Attrition of HIV-positive children from HIV services in low- and middle-income countries: a systematic review and meta-analysis.

Author information

1
Vanderbilt Institute for Global Health, Vanderbilt University Medical Center, Nashville, Tennessee, USA.
2
Division of Pediatric Infectious Diseases, Department of Pediatrics, Vanderbilt University Medical Center, Nashville, Tennessee, USA.
3
These authors contributed equally to the work.
4
Department of Public Health Sciences, School of Medicine and Dentistry, University of Rochester, Rochester, New York, USA.
5
School of Nursing, Vanderbilt University, Nashville, Tennessee, USA.
6
Yale School of Public Health, Yale University, New Haven, Connecticut, USA.
7
Department of Pediatrics, Yale School of Medicine, Yale University, New Haven, Connecticut, USA.

Abstract

INTRODUCTION:

Identification and retention of HIV-positive children in HIV services is essential to ensure optimal health outcomes.
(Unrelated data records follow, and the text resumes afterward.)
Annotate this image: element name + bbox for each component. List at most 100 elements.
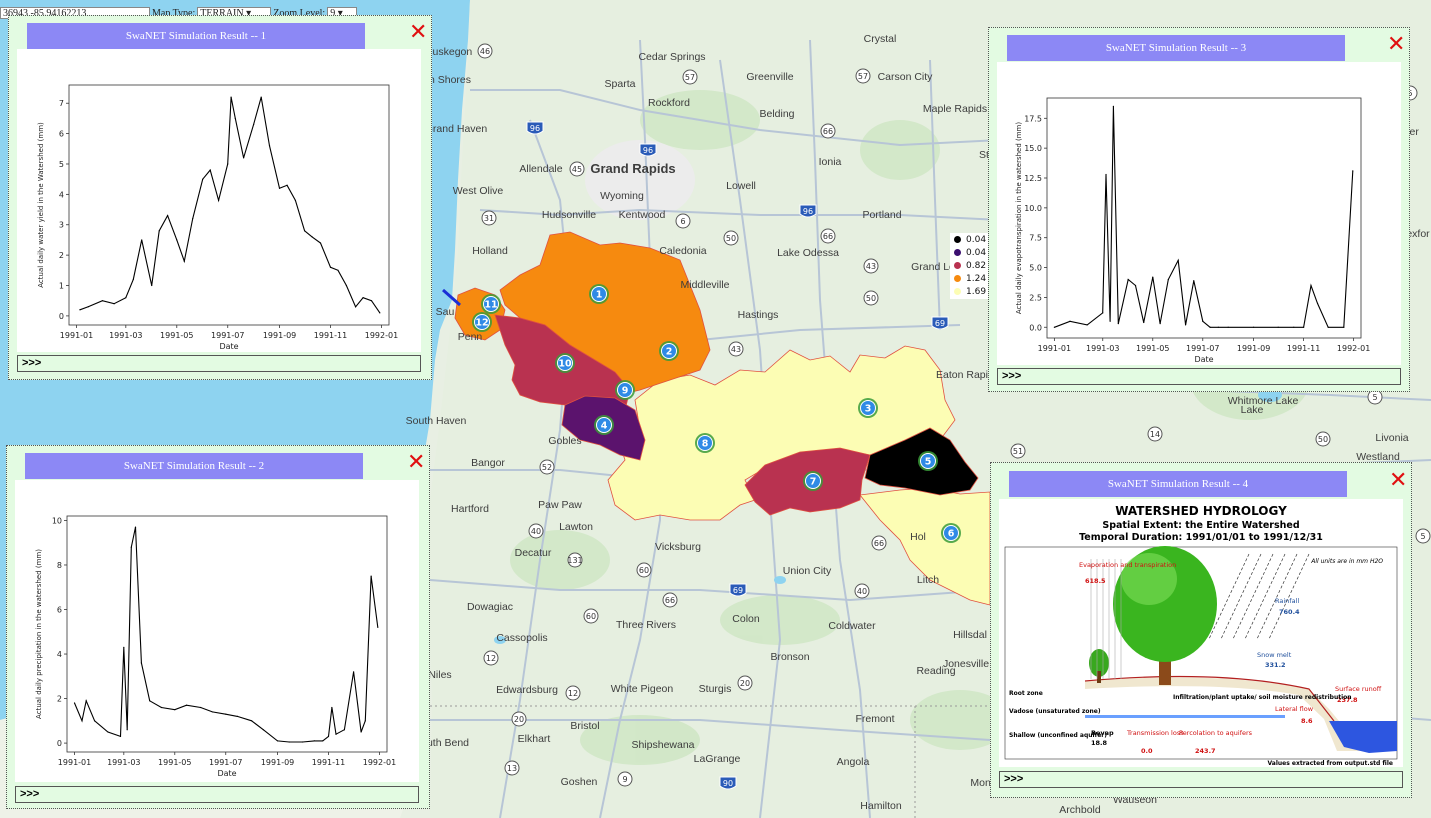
subbasin-1-2[interactable] [499, 231, 711, 396]
data-point [202, 178, 204, 180]
route-shield: 51 [1010, 443, 1026, 459]
data-point [1352, 170, 1354, 172]
shield-number: 96 [643, 146, 653, 155]
close-icon[interactable]: ✕ [407, 450, 426, 475]
route-shield: 6 [675, 213, 691, 229]
data-point [337, 269, 339, 271]
route-shield: 90 [719, 776, 737, 790]
more-button[interactable]: >>> [15, 786, 419, 803]
data-point [140, 662, 142, 664]
more-button[interactable]: >>> [17, 355, 421, 372]
subbasin-marker-11[interactable]: 11 [481, 294, 501, 314]
subbasin-marker-9[interactable]: 9 [615, 380, 635, 400]
diagram-footer: Values extracted from output.std file [1267, 760, 1393, 767]
route-shield: 12 [483, 650, 499, 666]
popup-title: SwaNET Simulation Result -- 2 [25, 453, 363, 479]
chart-area: 0 1 2 3 4 5 6 7 1991-01 1991-03 1991-05 1991-07 1991… [17, 49, 421, 352]
data-point [225, 713, 227, 715]
subbasin-number: 9 [622, 386, 629, 397]
place-label: n Shores [429, 74, 471, 86]
y-axis-label: Actual daily water yield in the Watershe… [37, 122, 45, 288]
y-tick-label: 4 [59, 190, 64, 199]
stream-channel [1329, 721, 1397, 753]
subbasin-marker-12[interactable]: 12 [472, 312, 492, 332]
more-button[interactable]: >>> [997, 368, 1401, 385]
subbasin-number: 2 [666, 347, 673, 358]
zoom-level-label: Zoom Level: [273, 7, 326, 19]
more-button[interactable]: >>> [999, 771, 1403, 788]
shield-number: 40 [531, 527, 541, 536]
data-point [107, 731, 109, 733]
shield-number: 96 [803, 207, 813, 216]
place-label: Sau [436, 306, 455, 318]
place-label: Elkhart [518, 733, 551, 745]
subbasin-marker-5[interactable]: 5 [918, 451, 938, 471]
place-label: Fremont [855, 713, 894, 725]
result-popup-4: SwaNET Simulation Result -- 4 ✕ WATERSHE… [990, 462, 1412, 798]
shield-number: 51 [1013, 447, 1023, 456]
subbasin-marker-6[interactable]: 6 [941, 523, 961, 543]
data-point [1217, 326, 1219, 328]
shield-number: 66 [665, 596, 675, 605]
data-point [1343, 326, 1345, 328]
y-tick-label: 6 [57, 606, 62, 615]
units-note: All units are in mm H2O [1310, 558, 1383, 565]
plot-frame [68, 84, 390, 326]
place-label: Goshen [561, 776, 598, 788]
place-label: Vicksburg [655, 541, 701, 553]
y-tick-label: 10.0 [1024, 204, 1042, 213]
place-label: Bangor [471, 457, 505, 469]
close-icon[interactable]: ✕ [1389, 468, 1408, 493]
close-icon[interactable]: ✕ [409, 20, 428, 45]
subbasin-marker-10[interactable]: 10 [555, 353, 575, 373]
y-tick-label: 1 [59, 282, 64, 291]
route-shield: 13 [504, 760, 520, 776]
close-icon[interactable]: ✕ [1387, 32, 1406, 57]
subbasin-number: 10 [558, 359, 572, 370]
shield-number: 20 [514, 715, 524, 724]
shield-number: 66 [823, 127, 833, 136]
small-tree-trunk [1097, 671, 1101, 683]
place-label: Coldwater [828, 620, 876, 632]
subbasin-marker-1[interactable]: 1 [589, 284, 609, 304]
shield-number: 90 [723, 779, 733, 788]
y-tick-label: 3 [59, 221, 64, 230]
rain-label: Rainfall [1275, 597, 1299, 605]
place-label: Hillsdal [953, 629, 987, 641]
place-label: Maple Rapids [923, 103, 987, 115]
place-label: Bristol [570, 720, 599, 732]
percolation-label: Percolation to aquifers [1179, 729, 1253, 737]
place-label: Colon [732, 613, 760, 625]
subbasin-marker-8[interactable]: 8 [695, 433, 715, 453]
y-axis-label: Actual daily evapotranspiration in the w… [1015, 122, 1023, 314]
route-shield: 57 [855, 68, 871, 84]
place-label: Grand Rapids [590, 161, 675, 176]
data-point [304, 230, 306, 232]
water-table [1085, 715, 1285, 718]
place-label: Ionia [819, 156, 842, 168]
place-label: Crystal [864, 33, 897, 45]
y-tick-label: 0 [57, 739, 62, 748]
subbasin-marker-2[interactable]: 2 [659, 341, 679, 361]
x-tick-label: 1991-07 [1186, 344, 1219, 353]
subbasin-marker-7[interactable]: 7 [803, 471, 823, 491]
y-tick-label: 0 [59, 312, 64, 321]
data-point [1069, 320, 1071, 322]
snow-label: Snow melt [1257, 651, 1292, 659]
route-shield: 46 [477, 43, 493, 59]
y-tick-label: 2 [59, 251, 64, 260]
subbasin-marker-4[interactable]: 4 [594, 415, 614, 435]
legend-value: 0.04 [966, 234, 987, 245]
shield-number: 50 [866, 294, 876, 303]
x-tick-label: 1992-01 [363, 758, 396, 767]
route-shield: 96 [799, 204, 817, 218]
data-point [335, 733, 337, 735]
place-label: LaGrange [694, 753, 741, 765]
y-tick-label: 4 [57, 650, 62, 659]
root-zone-label: Root zone [1009, 690, 1043, 697]
subbasin-number: 12 [475, 318, 488, 329]
lateral-value: 8.6 [1301, 717, 1313, 725]
subbasin-marker-3[interactable]: 3 [858, 398, 878, 418]
chart-area: 0 2 4 6 8 10 1991-01 1991-03 1991-05 1991-07 1991-… [15, 480, 419, 782]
This systematic review and meta-analysis examines the magnitude of attrition (loss to follow-up [LTFU] and death) of HIV-positive children from HIV services in low- and middle-income countries (LMICs).

METHODS:

We performed a comprehensive multi-database search of original studies reporting retention/attrition data for HIV-positive children in LMICs through April 2016. Outcomes included LTFU, death, and overall attrition (LTFU + death) at intervals up to 60 months of follow-up. At least two authors determined study eligibility, performed data extraction, and made quality assessments. We used random effects meta-analytic methods to aggregate effect sizes and perform meta-regression analyses.

RESULTS:

We identified 3,040 unique studies; 91 met eligibility criteria and were included in the analysis. This represents 147,129 HIV-positive children; most were from Africa (83%). LTFU definitions varied widely, with significant variability in outcomes across studies. Most attrition occurred in the first six months of follow-up, increasing to 23% by 36 months. HIV-positive children receiving antiretroviral therapy (ART) had significantly better retention in care than those not on ART. Studies that performed case-finding/tracing for those LTFU had better retention in care up to 24 months of follow-up.

CONCLUSIONS:

These findings underscore the high attrition of children from HIV services in LMICs. Early ART initiation and decentralized patient support services (e.g., tracing for those LTFU) have potential to improve retention in care. Implementation research and resources are urgently needed to improve retention among this vulnerable population.